No todo el mundo quiere volar tan alto.
Los algunos, los unos, los otros. Entramos todos. Por fin la garganta, la mano amiga, la sonrisa junta y la lágrima compartida de las esquinas. Por fin todos. Manos de anillos sobre manos de ampollas (y al revés). Hombros quemados y hombros de crema, hombros con hombros. Latidos saltando, deteniéndose, dándose cuenta. Ojos que encuentran ojos y se encuentran suyos y se encuentran otros. Gente. Recuerdos que flotan, futuros que asustan. Algunos estiran las manos y los agarran. Unos los mueven. Otros los evitan. Pero el mismo compás. Cientos de voces y la misma voz. El mismo anhelo. El afuera. Que salga para afuera. Que lo podamos tocar. Ver. Que lo podamos soplar y que se vaya, por favor. Que esté ahí en la voz pero no en los vasos cortados, no en las entrañas, no en la misma puerta en la misma vereda, no en eso que nunca se termina de ir porque lo queremos tanto, de verdad, tanto.
No todo el mundo quiere volar tan alto.
Entramos con ellos, adentro de ellos. Por fin el lugar. Nos habían hecho esperar tanto, habían contado horas y las habían vuelto segundos. Pero ahí estábamos, habíamos llegado, nos reconocíamos en una frase quebrada a la izquierda, una luz a diez pasos, una cabeza gacha que gritaba. Nos íbamos uniendo aunque éramos distintos, veníamos de cavernas lejanas (chau) o tan cercanas que eran imposibles de ver (yo), no nos llamábamos igual. Algunos no nos llamábamos. Unos no éramos. Otros habíamos sido. Pero a todos nos tenían y nos iban a soltar. Transformaríamos. Saldríamos de una estrofa para entrar en un silencio, un ahogo nos despediría para que una sílaba nos refugiase. Muchos. Muchos apretarían fuerte la mandíbula dejándonos sin ventanas. Muchos, sin embargo, no podrían dejar de cantar. Ahí llegaríamos. Tarde o temprano nos descubrirían y otra vez, en alguna otra noche mejor, nos volverían a llevar, nos volverían a soltar. Y en otros volveríamos a quedar.

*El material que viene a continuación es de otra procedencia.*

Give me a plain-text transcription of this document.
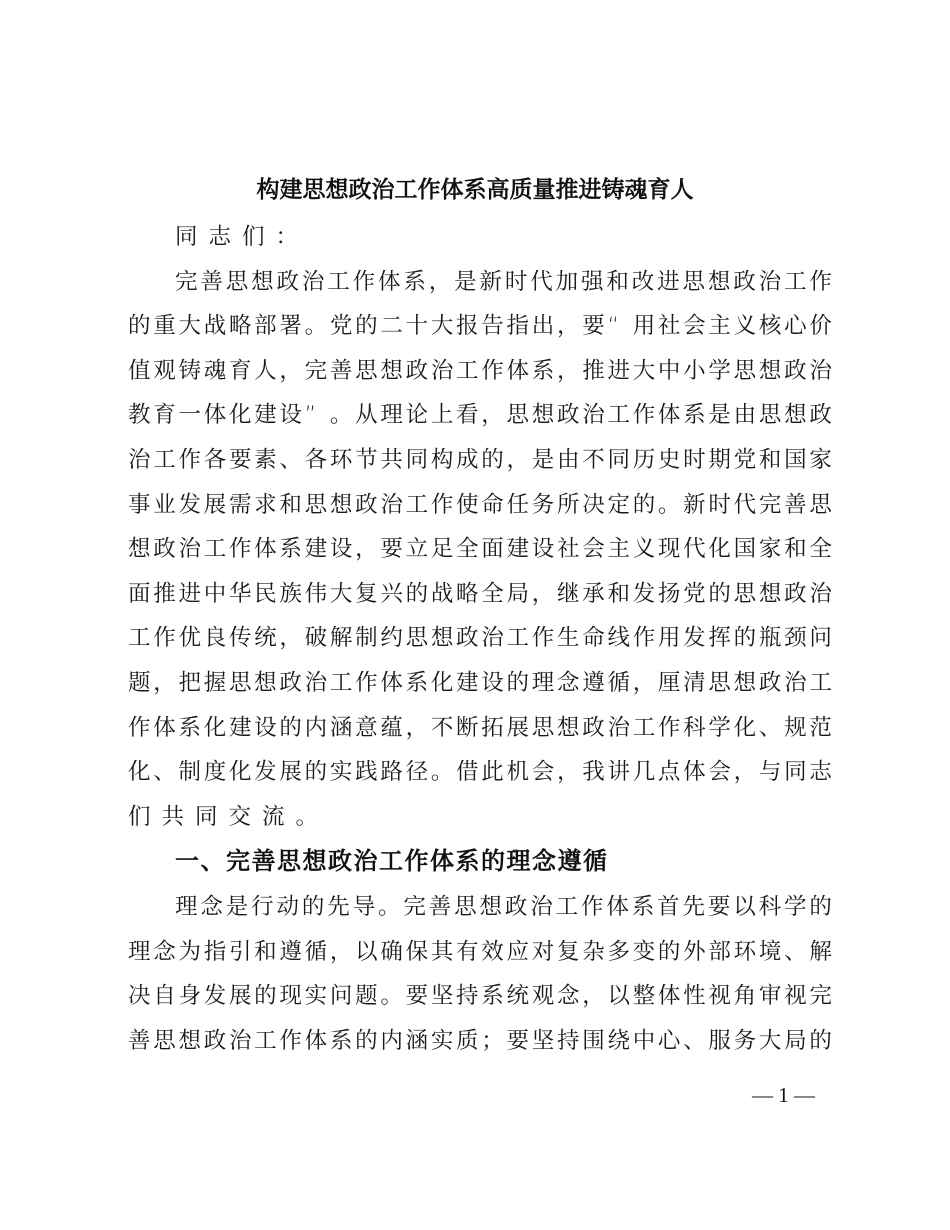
构建思想政治工作体系高质量推进铸魂育人
同 志 们 ：
完 善 思 想 政 治 工 作 体 系 ， 是 新 时 代 加 强 和 改 进 思 想 政 治 工 作
的 重 大 战 略 部 署 。 党 的 二 十 大 报 告 指 出 ， 要 “ 用 社 会 主 义 核 心 价
值 观 铸 魂 育 人 ， 完 善 思 想 政 治 工 作 体 系 ， 推 进 大 中 小 学 思 想 政 治
教 育 一 体 化 建 设 ” 。 从 理 论 上 看 ， 思 想 政 治 工 作 体 系 是 由 思 想 政
治 工 作 各 要 素 、 各 环 节 共 同 构 成 的 ， 是 由 不 同 历 史 时 期 党 和 国 家
事 业 发 展 需 求 和 思 想 政 治 工 作 使 命 任 务 所 决 定 的 。 新 时 代 完 善 思
想 政 治 工 作 体 系 建 设 ， 要 立 足 全 面 建 设 社 会 主 义 现 代 化 国 家 和 全
面 推 进 中 华 民 族 伟 大 复 兴 的 战 略 全 局 ， 继 承 和 发 扬 党 的 思 想 政 治
工 作 优 良 传 统 ， 破 解 制 约 思 想 政 治 工 作 生 命 线 作 用 发 挥 的 瓶 颈 问
题 ， 把 握 思 想 政 治 工 作 体 系 化 建 设 的 理 念 遵 循 ， 厘 清 思 想 政 治 工
作 体 系 化 建 设 的 内 涵 意 蕴 ， 不 断 拓 展 思 想 政 治 工 作 科 学 化 、 规 范
化 、 制 度 化 发 展 的 实 践 路 径 。 借 此 机 会 ， 我 讲 几 点 体 会 ， 与 同 志
们 共 同 交 流 。
一、完善思想政治工作体系的理念遵循
理 念 是 行 动 的 先 导 。 完 善 思 想 政 治 工 作 体 系 首 先 要 以 科 学 的
理 念 为 指 引 和 遵 循 ， 以 确 保 其 有 效 应 对 复 杂 多 变 的 外 部 环 境 、 解
决 自 身 发 展 的 现 实 问 题 。 要 坚 持 系 统 观 念 ， 以 整 体 性 视 角 审 视 完
善 思 想 政 治 工 作 体 系 的 内 涵 实 质 ； 要 坚 持 围 绕 中 心 、 服 务 大 局 的
— 1 —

No todo el mundo quiere volar tan alto.
Se encendió, pero no lo reconocimos. Nosotros, ellos los que llevaban y ellos los que eran llevados. Buscamos su por qué, pero fueron instantes. Nos dimos cuenta también de eso. Brillaba, pero no éramos nosotros. Algunos corrían. Unos bailaban. Otros perdían. Despegar, soltar, aferrar. Es difícil todo junto y todo último. Todo decisión. Es el último minuto, lo sabemos. Es la última vez de los dos. Corremos. Manos. Corremos. Vigas. Manos. Corremos. Tambor. Manos. Corremos. Redoblante. Manos. Corremos. Papeles. Manos sucias. Manos. Corremos. Salida. Manos. Corremos. Volvemos. Manos. Corremos. Volvemos. Cantamos. Manos. Ya no hay esquinas. Pero eso pasó desde el principio. Cuando entramos ya no había esquinas. No hacía falta esto. No todo el mundo quiere volar tan alto. Nosotros solo queríamos caminar, pero nos colgaron las zapatillas y no llegamos a bajarlas.